NXP gets about 50% of its revenue from auto end markets and another 22% of revenue from Internet of Things (IoT) applications, so it's well situated. On its recent third-quarter conference call, management also noted that more than 70% of its products have lead times over 52 weeks, and that it's already sold out for 2023 in those key auto and industrial markets. That seems to mitigate risk in this chip company in 2023, which yields 2.1% and trades at just 15.7 times trailing earnings.

Meanwhile, peer Microchip is also a large player in auto and IoT chips and is also projecting resilient operating results next year. CEO Steve Sanghi noted that the industrial, automotive, aerospace and defense, data center, and communications infrastructure end markets all remain strong, and those end markets make up 86% of Microchip's sales. This is why Microchip was able to grow over 25% last quarter, and why it still believes it will be supply constrained going into 2022. For the current fourth quarter, management's midpoint of guidance pointed to 22.7% year-over-year growth.

Microchip's solid results are even enabling it to invest in capacity increases next year, despite the possibility of recession. Microchip currently yields 1.8% and trades at just 12.3 times next year's earnings estimates.

Communications infrastructure continues to grow at a solid pace

You may have noticed that Microchip identified not only auto and industrial markets but also communications infrastructure as a solid growth area, despite the macroeconomic headwinds. The buildout of edge communications, as well as the expansion of broadband and 5G infrastructure happening next year, helped along by government subsidies, should enable growth for chips focused on this infrastructure buildout, too.

Enter Broadcom (AVGO 0.61%), which has been one of the more impressive dividend growers over the past five years. Under CEO Hock Tan's acquisition strategy, in which Broadcom buys semiconductor or software companies and efficiently folds them into its corporate umbrella, free cash flow has doubled over the past four years. Even more impressive, Broadcom's 3.3% dividend has surged as incredible 9.5 times over since 2016 – a 38% annualized growth rate.

semiconductor equipment  etching a circular wafer.

Image source: Getty Images.

Not only that, but Broadcom's large exposure to infrastructure and networking chips are keeping management's projections strong for next year. When pressed on the company's outlook on its recent conference call, Tan said:

Infrastructure, by looking at it, comes from hyperscale, in building their data centers and components to their data centers; in service providers, like telcos, where we see our strength in broadband access, gateways and broadband. And I know people are finding hard to imagine, we're seeing it even in enterprise, where we do not -- that's why I made a comment earlier, we do not see across a cross-section of large enterprises a reduction in the IT spending for 2023.

Tan noted that even if the economy slows, companies are still investing in IT to make themselves more efficient. Currently, Broadcom is also trying to buy VMware (VMW) in a massive $61 billion deal, which would make the company essentially half software, half semiconductors. But regardless of whether the deal gets approved, Broadcom's history of smart acquisitions, targeting of attractive, recession-resistant markets, and excellent execution should enable further dividend growth even in a down 2023 for the chip sector.

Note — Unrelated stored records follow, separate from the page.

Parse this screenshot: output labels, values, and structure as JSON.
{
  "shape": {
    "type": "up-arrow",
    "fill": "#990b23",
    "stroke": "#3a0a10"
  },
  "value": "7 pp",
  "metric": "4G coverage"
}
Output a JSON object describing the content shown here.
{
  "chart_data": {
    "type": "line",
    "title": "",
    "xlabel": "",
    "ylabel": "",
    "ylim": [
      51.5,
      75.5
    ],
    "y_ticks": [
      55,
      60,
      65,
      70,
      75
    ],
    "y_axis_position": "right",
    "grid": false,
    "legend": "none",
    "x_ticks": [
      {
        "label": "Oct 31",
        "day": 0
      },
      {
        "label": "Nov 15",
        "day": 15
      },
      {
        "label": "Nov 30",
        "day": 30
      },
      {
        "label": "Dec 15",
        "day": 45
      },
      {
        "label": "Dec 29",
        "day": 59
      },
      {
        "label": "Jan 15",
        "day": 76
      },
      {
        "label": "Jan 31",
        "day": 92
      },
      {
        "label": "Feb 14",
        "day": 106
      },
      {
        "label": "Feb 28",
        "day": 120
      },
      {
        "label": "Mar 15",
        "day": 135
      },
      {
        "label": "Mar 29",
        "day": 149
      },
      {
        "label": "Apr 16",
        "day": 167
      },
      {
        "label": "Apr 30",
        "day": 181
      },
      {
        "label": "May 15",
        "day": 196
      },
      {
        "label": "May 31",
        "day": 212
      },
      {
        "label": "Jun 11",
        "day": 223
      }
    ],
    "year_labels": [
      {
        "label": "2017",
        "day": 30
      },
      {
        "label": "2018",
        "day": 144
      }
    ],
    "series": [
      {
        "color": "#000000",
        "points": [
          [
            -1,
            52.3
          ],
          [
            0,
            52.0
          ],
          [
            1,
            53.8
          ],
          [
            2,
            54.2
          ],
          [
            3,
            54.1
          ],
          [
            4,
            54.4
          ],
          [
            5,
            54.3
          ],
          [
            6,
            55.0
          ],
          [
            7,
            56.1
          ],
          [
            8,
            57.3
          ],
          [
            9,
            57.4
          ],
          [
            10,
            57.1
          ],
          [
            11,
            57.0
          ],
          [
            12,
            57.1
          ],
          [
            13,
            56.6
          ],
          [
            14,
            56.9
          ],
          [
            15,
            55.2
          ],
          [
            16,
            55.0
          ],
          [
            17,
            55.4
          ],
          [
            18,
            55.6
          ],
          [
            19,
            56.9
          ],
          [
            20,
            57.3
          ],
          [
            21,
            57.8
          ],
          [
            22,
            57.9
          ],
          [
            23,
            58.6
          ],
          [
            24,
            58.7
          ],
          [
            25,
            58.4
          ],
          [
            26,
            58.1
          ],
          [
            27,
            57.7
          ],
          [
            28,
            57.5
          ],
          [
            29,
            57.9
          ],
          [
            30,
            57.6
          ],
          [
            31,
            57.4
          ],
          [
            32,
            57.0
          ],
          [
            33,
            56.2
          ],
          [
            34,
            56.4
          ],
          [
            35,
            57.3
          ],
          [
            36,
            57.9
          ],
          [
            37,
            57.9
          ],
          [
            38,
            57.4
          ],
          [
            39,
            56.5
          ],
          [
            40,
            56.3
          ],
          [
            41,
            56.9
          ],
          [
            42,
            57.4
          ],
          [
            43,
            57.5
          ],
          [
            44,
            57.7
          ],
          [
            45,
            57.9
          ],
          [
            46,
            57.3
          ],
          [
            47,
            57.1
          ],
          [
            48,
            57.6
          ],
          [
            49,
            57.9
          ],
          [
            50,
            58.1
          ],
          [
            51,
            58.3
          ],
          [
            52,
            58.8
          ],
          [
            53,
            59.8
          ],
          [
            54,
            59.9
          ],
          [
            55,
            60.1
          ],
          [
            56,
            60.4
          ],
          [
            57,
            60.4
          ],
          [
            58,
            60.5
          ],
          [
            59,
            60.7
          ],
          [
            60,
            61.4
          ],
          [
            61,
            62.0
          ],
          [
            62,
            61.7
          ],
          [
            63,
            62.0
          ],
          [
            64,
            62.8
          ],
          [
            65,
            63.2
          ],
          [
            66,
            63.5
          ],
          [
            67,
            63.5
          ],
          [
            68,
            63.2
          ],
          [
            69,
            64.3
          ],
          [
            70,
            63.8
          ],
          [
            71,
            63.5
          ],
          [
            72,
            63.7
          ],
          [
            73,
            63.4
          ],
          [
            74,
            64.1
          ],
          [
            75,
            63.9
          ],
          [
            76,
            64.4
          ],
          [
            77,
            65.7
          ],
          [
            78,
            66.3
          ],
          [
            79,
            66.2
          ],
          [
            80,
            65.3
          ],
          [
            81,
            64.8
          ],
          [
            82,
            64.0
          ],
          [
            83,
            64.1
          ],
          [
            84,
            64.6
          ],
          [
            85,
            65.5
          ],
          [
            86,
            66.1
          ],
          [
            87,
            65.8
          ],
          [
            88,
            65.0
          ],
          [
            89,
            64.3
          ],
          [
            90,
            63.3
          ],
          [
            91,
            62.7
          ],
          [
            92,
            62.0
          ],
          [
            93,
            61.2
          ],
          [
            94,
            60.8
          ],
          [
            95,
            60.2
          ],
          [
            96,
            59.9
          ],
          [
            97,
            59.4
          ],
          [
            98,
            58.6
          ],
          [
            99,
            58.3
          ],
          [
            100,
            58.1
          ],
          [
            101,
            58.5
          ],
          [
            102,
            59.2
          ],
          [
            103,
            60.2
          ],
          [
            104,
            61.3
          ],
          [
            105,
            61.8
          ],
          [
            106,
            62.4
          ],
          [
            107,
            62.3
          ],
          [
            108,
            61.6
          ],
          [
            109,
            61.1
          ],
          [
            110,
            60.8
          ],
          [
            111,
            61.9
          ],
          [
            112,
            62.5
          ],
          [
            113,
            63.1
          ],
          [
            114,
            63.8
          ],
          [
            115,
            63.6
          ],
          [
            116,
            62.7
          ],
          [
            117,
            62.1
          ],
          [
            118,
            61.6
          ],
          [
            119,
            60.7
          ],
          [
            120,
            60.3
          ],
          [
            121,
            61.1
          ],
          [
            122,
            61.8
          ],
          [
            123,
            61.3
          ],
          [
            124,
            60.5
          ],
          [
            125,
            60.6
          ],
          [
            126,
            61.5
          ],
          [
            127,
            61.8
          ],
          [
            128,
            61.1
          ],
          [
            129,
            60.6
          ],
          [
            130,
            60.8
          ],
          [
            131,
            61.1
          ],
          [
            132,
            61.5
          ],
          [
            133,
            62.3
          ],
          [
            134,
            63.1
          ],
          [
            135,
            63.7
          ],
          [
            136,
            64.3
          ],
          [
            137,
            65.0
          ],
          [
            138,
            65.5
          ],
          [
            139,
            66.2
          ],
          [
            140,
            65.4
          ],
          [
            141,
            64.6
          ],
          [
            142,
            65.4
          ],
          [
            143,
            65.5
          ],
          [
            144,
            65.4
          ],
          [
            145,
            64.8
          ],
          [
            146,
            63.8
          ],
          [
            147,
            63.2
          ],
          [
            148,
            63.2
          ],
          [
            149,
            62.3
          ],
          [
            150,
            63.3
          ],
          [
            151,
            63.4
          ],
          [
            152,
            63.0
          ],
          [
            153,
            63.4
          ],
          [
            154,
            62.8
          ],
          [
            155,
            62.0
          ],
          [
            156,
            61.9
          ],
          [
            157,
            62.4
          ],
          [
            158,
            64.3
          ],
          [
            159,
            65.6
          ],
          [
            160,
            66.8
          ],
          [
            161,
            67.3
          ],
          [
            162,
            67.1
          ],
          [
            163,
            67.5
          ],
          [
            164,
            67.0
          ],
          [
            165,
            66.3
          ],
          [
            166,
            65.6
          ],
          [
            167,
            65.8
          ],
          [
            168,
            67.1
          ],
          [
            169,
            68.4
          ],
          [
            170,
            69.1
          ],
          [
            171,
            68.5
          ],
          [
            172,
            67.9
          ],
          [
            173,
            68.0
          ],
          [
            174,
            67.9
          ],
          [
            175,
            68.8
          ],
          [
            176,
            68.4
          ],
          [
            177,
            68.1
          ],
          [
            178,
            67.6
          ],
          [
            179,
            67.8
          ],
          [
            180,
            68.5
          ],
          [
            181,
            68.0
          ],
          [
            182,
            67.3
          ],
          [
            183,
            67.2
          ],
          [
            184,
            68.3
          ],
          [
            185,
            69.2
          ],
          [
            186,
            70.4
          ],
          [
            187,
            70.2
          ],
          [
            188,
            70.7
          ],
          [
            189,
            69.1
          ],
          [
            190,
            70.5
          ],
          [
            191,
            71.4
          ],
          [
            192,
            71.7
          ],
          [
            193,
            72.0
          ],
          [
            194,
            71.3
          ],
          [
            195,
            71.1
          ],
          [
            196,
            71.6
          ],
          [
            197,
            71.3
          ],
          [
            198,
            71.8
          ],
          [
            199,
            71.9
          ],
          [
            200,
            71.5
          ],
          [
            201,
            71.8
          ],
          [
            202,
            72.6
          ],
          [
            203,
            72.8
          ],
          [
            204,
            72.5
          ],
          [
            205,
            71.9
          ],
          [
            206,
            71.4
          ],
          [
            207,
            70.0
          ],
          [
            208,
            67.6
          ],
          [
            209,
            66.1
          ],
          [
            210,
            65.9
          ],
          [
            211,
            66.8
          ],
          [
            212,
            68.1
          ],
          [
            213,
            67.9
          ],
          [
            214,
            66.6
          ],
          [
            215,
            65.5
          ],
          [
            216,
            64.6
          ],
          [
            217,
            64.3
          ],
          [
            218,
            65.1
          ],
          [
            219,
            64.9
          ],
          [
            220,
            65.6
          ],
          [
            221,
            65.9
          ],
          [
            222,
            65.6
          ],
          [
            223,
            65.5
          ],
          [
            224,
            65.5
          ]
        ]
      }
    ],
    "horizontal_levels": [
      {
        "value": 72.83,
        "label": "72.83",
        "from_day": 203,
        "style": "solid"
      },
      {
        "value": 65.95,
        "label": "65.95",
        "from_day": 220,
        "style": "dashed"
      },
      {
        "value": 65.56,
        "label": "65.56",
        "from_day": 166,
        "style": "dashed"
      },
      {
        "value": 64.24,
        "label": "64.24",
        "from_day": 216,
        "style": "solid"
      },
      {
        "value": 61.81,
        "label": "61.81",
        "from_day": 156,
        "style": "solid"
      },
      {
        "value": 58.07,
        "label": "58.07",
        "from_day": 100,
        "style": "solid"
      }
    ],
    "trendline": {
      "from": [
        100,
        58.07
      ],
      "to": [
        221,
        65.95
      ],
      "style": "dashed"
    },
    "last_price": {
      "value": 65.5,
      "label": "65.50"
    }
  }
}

The whole sector has sold off, but these dividend stocks look like bargains

Given the selloff across the semiconductor sector, these stocks have also declined in 2022. Still, the producers of chips exposed to leading-edge, auto and industrial, and communications infrastructure chips appear set for resilient profits through next year. That means their dividend growth should be secure, making their stocks look like bargain-priced gems today.